Her mouth curved. “Flattery will get you… a couple of good dad jokes and maybe a gentler hand.”
He chuckled, leaning back while she prepped. Calm. Polished. Not a hint of nerves.
The needle buzzed steady, the angel’s wings taking shape on the tender skin of Rafael’s inner bicep. Lola had warned him it was a brutal spot—most clients tapped out for at least one break—but he’d sat like stone for the past forty minutes.
“You’ve got a high pain tolerance,” she said, dipping the needle for the next pass.
“Comes with the territory,” he replied, voice low and even.
She arched a brow. “And what territory is that?”
He didn’t answer right away. His gaze swept over her booth instead—her setup, her tools, the neat little row of ink bottles. Then he looked back at her. “One where you don’t complain when it hurts.”
Smooth. The kind of smooth that’s practiced, but not in a boring way.
She smirked, keeping her focus on the fine lines of the halo. “Guess that makes you a good client, then.”
“Guess that makes you a dangerous artist,” he countered.
“How’s that?”
His lips curved, slow and deliberate. “Because if this hurts and I still enjoy it, what else could you make me enjoy?”
***Bold. Definitely one of those types who liked testing boundaries.***
She ignored the flicker of heat that crept up her neck and concentrated on the shading. “Well, my goal is to make it worth remembering.”

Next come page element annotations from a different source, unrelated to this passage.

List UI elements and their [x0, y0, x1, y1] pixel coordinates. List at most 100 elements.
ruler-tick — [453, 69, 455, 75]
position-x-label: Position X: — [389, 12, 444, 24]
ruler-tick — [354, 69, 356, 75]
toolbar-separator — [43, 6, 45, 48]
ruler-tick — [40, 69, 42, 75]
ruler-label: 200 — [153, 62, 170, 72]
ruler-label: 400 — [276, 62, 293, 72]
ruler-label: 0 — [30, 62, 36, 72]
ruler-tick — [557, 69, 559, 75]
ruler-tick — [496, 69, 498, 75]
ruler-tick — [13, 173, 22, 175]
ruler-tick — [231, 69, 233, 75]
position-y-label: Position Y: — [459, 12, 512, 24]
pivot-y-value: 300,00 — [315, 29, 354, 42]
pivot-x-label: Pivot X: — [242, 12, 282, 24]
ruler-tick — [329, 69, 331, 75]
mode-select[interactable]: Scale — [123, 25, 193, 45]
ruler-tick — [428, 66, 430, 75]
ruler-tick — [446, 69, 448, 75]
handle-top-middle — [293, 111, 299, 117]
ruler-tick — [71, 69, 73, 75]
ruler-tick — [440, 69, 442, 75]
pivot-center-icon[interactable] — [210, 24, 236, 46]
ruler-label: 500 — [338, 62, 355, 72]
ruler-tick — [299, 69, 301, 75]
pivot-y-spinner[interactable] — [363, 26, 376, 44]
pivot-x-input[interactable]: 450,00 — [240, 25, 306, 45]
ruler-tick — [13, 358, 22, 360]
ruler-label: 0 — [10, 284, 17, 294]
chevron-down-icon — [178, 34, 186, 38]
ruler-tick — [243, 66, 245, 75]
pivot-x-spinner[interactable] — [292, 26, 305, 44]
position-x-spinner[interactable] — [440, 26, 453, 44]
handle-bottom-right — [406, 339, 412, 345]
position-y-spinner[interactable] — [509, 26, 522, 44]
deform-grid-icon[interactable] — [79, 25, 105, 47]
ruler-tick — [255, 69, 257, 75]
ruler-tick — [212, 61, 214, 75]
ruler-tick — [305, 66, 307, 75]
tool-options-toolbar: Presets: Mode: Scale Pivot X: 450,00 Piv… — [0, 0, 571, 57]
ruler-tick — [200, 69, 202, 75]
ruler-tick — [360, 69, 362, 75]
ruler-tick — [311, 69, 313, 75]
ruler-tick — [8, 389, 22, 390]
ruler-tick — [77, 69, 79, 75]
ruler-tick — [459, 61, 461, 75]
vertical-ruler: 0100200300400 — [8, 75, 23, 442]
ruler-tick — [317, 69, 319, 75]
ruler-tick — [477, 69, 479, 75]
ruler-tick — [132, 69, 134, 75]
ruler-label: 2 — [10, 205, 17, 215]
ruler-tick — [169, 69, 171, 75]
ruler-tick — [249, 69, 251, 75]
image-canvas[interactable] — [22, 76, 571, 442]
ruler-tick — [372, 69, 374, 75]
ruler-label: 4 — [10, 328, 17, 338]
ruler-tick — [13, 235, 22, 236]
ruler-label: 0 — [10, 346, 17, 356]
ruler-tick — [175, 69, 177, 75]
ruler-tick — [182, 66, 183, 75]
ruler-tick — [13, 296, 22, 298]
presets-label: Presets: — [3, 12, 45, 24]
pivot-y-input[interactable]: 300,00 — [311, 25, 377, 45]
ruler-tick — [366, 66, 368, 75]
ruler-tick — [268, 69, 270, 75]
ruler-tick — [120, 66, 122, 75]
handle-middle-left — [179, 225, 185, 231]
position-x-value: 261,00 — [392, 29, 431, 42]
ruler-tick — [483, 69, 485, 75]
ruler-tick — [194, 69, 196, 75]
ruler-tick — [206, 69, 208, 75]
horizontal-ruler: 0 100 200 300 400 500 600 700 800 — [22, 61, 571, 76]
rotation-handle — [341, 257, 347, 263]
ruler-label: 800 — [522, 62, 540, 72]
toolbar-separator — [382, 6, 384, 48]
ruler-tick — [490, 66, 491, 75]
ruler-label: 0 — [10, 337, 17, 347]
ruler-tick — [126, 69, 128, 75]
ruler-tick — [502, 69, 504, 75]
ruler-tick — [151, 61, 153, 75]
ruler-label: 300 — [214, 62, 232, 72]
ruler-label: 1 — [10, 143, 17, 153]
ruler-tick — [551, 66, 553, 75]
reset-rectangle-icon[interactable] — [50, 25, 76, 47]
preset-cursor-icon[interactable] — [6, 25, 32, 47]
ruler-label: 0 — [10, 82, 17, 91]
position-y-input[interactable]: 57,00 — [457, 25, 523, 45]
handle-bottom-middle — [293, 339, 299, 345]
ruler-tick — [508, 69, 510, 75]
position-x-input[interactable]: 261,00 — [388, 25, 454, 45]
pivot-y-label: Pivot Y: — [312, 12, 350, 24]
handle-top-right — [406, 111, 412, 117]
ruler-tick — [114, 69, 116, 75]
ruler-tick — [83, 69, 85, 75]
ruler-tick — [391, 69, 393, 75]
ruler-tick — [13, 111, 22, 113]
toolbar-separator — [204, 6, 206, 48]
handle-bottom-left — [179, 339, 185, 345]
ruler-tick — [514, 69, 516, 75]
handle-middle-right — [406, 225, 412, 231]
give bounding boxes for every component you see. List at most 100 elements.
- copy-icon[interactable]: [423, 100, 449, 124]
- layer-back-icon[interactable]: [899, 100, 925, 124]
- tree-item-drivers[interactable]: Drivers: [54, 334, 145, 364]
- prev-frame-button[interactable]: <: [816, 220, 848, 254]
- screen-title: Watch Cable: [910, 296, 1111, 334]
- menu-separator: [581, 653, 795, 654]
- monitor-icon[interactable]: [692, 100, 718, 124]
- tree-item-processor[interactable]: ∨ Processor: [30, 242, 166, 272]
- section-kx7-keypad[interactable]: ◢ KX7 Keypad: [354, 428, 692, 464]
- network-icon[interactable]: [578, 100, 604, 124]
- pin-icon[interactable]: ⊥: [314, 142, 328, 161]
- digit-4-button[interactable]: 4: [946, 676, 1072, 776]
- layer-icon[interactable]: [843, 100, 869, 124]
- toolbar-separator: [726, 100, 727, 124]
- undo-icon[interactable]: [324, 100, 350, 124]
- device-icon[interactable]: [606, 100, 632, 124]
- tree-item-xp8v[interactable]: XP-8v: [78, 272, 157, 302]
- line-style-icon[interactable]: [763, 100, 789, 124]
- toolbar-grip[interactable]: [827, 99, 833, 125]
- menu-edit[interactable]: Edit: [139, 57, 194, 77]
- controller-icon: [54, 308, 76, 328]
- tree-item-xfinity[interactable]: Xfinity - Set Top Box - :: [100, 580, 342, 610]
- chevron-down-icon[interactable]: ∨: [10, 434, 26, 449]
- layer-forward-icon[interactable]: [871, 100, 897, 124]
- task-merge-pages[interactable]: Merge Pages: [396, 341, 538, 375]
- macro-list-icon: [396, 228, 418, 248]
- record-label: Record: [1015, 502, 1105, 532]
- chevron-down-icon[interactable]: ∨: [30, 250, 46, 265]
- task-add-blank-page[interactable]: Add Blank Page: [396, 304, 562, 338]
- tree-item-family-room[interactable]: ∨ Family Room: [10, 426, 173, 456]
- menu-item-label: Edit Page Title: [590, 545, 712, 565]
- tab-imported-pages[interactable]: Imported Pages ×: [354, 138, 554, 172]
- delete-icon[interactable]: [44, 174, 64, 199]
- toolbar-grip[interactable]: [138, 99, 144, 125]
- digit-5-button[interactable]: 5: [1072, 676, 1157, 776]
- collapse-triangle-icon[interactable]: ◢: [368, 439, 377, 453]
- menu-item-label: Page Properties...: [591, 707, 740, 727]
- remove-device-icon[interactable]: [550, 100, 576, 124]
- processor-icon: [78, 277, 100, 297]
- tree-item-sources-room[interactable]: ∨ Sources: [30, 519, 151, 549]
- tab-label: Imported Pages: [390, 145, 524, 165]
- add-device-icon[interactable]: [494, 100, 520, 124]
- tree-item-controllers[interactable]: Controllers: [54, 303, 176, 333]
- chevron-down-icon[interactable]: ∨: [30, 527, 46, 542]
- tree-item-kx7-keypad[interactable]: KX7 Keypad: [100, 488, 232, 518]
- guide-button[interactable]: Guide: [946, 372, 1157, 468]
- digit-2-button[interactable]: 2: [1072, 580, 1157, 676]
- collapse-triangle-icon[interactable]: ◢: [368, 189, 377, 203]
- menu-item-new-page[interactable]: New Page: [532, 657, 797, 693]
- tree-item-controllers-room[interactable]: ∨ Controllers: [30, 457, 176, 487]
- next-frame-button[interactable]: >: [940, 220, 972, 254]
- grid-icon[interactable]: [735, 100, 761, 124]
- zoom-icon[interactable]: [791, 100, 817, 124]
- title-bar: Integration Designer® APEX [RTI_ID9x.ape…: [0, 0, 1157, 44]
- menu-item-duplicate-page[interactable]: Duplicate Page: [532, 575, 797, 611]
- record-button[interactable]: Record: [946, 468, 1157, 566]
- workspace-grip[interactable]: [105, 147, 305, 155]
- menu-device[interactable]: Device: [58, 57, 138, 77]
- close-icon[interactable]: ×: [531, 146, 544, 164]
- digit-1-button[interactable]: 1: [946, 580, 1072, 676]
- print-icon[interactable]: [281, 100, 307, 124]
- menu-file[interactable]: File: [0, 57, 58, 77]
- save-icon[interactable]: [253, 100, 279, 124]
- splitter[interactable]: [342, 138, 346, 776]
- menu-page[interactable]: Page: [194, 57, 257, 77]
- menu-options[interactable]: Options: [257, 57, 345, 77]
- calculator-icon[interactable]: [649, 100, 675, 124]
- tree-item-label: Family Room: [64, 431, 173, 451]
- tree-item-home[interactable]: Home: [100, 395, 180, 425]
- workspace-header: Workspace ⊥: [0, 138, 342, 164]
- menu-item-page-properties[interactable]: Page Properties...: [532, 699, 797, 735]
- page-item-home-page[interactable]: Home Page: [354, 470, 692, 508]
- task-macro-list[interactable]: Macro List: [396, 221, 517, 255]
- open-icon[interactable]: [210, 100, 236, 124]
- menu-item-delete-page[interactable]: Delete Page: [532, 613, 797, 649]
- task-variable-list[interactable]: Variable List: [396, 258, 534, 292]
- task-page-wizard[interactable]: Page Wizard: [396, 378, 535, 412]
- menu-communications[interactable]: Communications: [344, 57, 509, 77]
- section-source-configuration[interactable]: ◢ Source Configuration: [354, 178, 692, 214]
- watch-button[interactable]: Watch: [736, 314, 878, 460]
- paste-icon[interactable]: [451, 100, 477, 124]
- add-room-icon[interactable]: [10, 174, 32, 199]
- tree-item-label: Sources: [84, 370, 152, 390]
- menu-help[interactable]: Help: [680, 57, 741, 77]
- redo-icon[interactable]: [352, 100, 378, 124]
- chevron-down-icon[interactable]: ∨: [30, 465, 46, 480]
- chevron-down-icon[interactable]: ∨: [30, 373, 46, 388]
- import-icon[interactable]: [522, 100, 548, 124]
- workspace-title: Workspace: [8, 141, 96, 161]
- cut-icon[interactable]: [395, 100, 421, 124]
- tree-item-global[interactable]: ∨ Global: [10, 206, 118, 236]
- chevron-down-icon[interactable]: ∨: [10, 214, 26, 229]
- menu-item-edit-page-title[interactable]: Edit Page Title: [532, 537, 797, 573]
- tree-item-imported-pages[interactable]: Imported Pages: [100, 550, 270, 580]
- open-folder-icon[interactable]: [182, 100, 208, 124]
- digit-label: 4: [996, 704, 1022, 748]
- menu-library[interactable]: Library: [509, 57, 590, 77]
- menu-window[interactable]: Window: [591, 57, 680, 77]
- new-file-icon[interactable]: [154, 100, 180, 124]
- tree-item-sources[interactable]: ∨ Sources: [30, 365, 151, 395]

Rafael’s gaze lingered a fraction too long. “You’d be surprised what I appreciate.”
The last lines went in clean. She wiped him down, wrapped the arm, and gave him her aftercare spiel. He slid his jacket back on, the crisp fabric pulling over fresh ink, and stood like he’d been born in that suit.
“Pleasure, Rafael,” she said, peeling off her gloves. “You were a good canvas. My home base is in Vegas if you’re ever in the area and want to add on.”
His mouth tipped into that slow, deliberate smile again. “I’m in Vegas all the time, Lola. And something tells me this won’t be my last session with you.”
He took her card, tucked it neatly away, and left the booth without looking back—though she had the distinct feeling he didn’t need to.